Neither does it matter that the reconstruction was written and presented without scouring all of Microsoft’s published output for obscure references to every type that has anything to do with Hyper-V. Type information in libraries for static linking surely does count as obscure. Even I tend to look for it only when pursuing some detail about Windows versions that predate Microsoft’s inclusion of type information in public symbol files.

My gripe is not with deficiency from overlooking a rich source of information. That happens. None of us can be on top of finding everything. It is instead with deficiency in citing sources. Readers, whether programmers, reviewers or other researchers, have a reasonable interest in knowing where the information came from. What passes for the literature on reverse engineering Windows has too much mystery to it. No matter how useful or desperately needed may be the information, even if it’s correct down to every extractable detail, nobody really gains from its appearing as if by magic.

Different readers will have different expectations of what counts as reliable or legitimate. Different writers will draw their lines differently about what needs to be disclosed. I, for instance, don’t spell out my methods of reading type information in symbol files or libraries, or of any other technique to my reverse engineering, any more than I would expect that a paper in higher mathematics will labour over how its author does basic algebra. I write for an advanced readership and I think that if anything about the technique looks like magic to a less advanced reader, then it’s for them to learn more and practise harder. There’s no mystery if what’s missing is skill, experience or perseverance. Conversely, I do not appear skillful to my readers if they suspect that my achievement owes anything to accessing secret sources. It’s one thing if readers have to work hard to keep up. It’s another if they can’t verify my work for not knowing what sources to check against or if they waste their time retreading my analyses for not knowing what I already covered.

But these, and much more, are just standard arguments for openness in research. How they apply to published research into Windows internals is that it’s nowhere near sufficient to say just that you got your information from public symbols meaning mainly to contrast with having got your information from private symbols or source code. Do so if your aim is to discourage the attention of copyright lawyers. Cite just public symbols if the only ones you mean are those of the binary that’s studied. Otherwise, good citation practice is to specify which other symbols your work relied on.

Alex’s reconstructed HVGDK.H itself makes no more informative disclosure than “Changes made based on symbols” and then “Changes made based on new symbol source”. Not only are possibly obscure symbol sources left unspecified but “based on” leaves the reader to differentiate what in the published research has come directly from symbols and what has been invented to fill gaps in what can be known from symbols.
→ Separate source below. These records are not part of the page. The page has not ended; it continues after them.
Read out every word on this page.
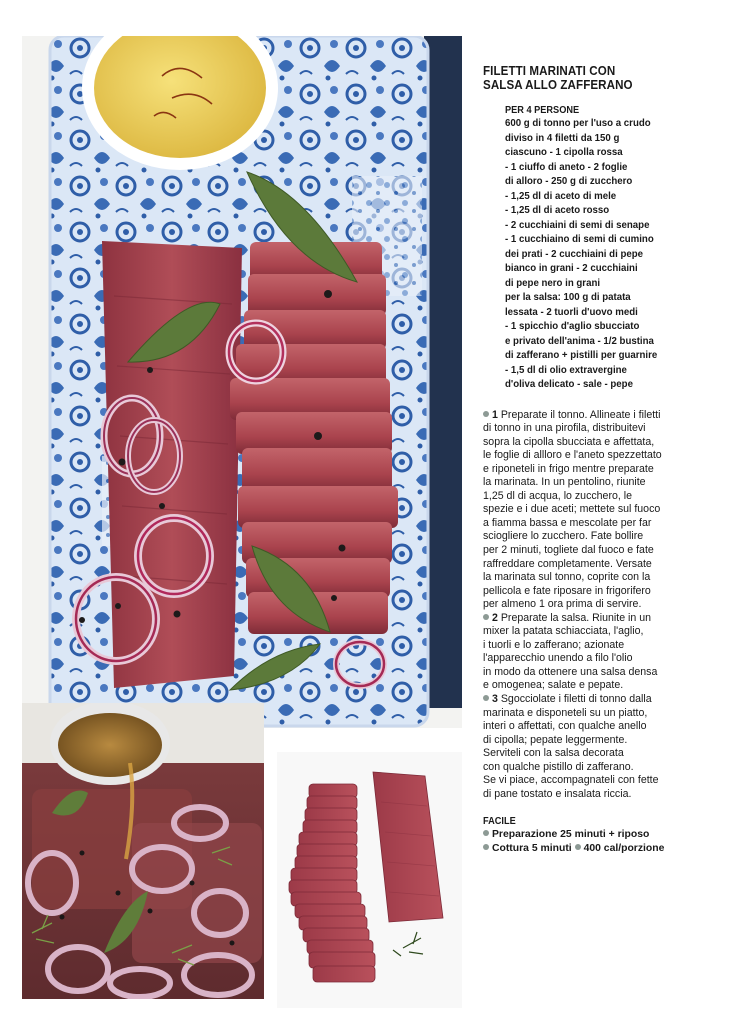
FILETTI MARINATI CON
SALSA ALLO ZAFFERANO
PER 4 PERSONE
600 g di tonno per l'uso a crudo
diviso in 4 filetti da 150 g
ciascuno - 1 cipolla rossa
- 1 ciuffo di aneto - 2 foglie
di alloro - 250 g di zucchero
- 1,25 dl di aceto di mele
- 1,25 dl di aceto rosso
- 2 cucchiaini di semi di senape
- 1 cucchiaino di semi di cumino
dei prati - 2 cucchiaini di pepe
bianco in grani - 2 cucchiaini
di pepe nero in grani
per la salsa: 100 g di patata
lessata - 2 tuorli d'uovo medi
- 1 spicchio d'aglio sbucciato
e privato dell'anima - 1/2 bustina
di zafferano + pistilli per guarnire
- 1,5 dl di olio extravergine
d'oliva delicato - sale - pepe
1 Preparate il tonno. Allineate i filetti
di tonno in una pirofila, distribuitevi
sopra la cipolla sbucciata e affettata,
le foglie di allloro e l'aneto spezzettato
e riponeteli in frigo mentre preparate
la marinata. In un pentolino, riunite
1,25 dl di acqua, lo zucchero, le
spezie e i due aceti; mettete sul fuoco
a fiamma bassa e mescolate per far
sciogliere lo zucchero. Fate bollire
per 2 minuti, togliete dal fuoco e fate
raffreddare completamente. Versate
la marinata sul tonno, coprite con la
pellicola e fate riposare in frigorifero
per almeno 1 ora prima di servire.
2 Preparate la salsa. Riunite in un
mixer la patata schiacciata, l'aglio,
i tuorli e lo zafferano; azionate
l'apparecchio unendo a filo l'olio
in modo da ottenere una salsa densa
e omogenea; salate e pepate.
3 Sgocciolate i filetti di tonno dalla
marinata e disponeteli su un piatto,
interi o affettati, con qualche anello
di cipolla; pepate leggermente.
Serviteli con la salsa decorata
con qualche pistillo di zafferano.
Se vi piace, accompagnateli con fette
di pane tostato e insalata riccia.
FACILE
Preparazione 25 minuti + riposo
Cottura 5 minuti 400 cal/porzione
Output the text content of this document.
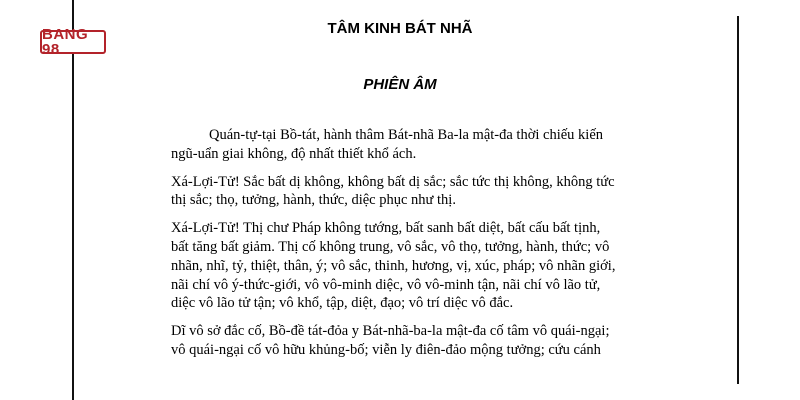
BANG 98
TÂM KINH BÁT NHÃ
PHIÊN ÂM

Quán-tự-tại Bồ-tát, hành thâm Bát-nhã Ba-la mật-đa thời chiếu kiến
ngũ-uẩn giai không, độ nhất thiết khổ ách.

Xá-Lợi-Tử! Sắc bất dị không, không bất dị sắc; sắc tức thị không, không tức
thị sắc; thọ, tưởng, hành, thức, diệc phục như thị.

Xá-Lợi-Tử! Thị chư Pháp không tướng, bất sanh bất diệt, bất cấu bất tịnh,
bất tăng bất giảm. Thị cố không trung, vô sắc, vô thọ, tưởng, hành, thức; vô
nhãn, nhĩ, tỷ, thiệt, thân, ý; vô sắc, thinh, hương, vị, xúc, pháp; vô nhãn giới,
nãi chí vô ý-thức-giới, vô vô-minh diệc, vô vô-minh tận, nãi chí vô lão tử,
diệc vô lão tử tận; vô khổ, tập, diệt, đạo; vô trí diệc vô đắc.

Dĩ vô sở đắc cố, Bồ-đề tát-đỏa y Bát-nhã-ba-la mật-đa cố tâm vô quái-ngại;
vô quái-ngại cố vô hữu khủng-bố; viễn ly điên-đảo mộng tưởng; cứu cánh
The separate page of introduction says more, and is indeed much better about citation practice than is almost any other work I’ve seen in this field, and yet “modified with”, “inferred data” and “certain user-mode binaries” can hardly be thought specific enough to advance the research. I’ll even venture that the reconstruction would already be more accurate as reverse engineering had its sources been better cited, if only for spurring readers to look wider for other sources with some assurance that they won’t just be reworking the seams that Alex has already mined.

Everyone who works in this field, me included, would better lift their game on this.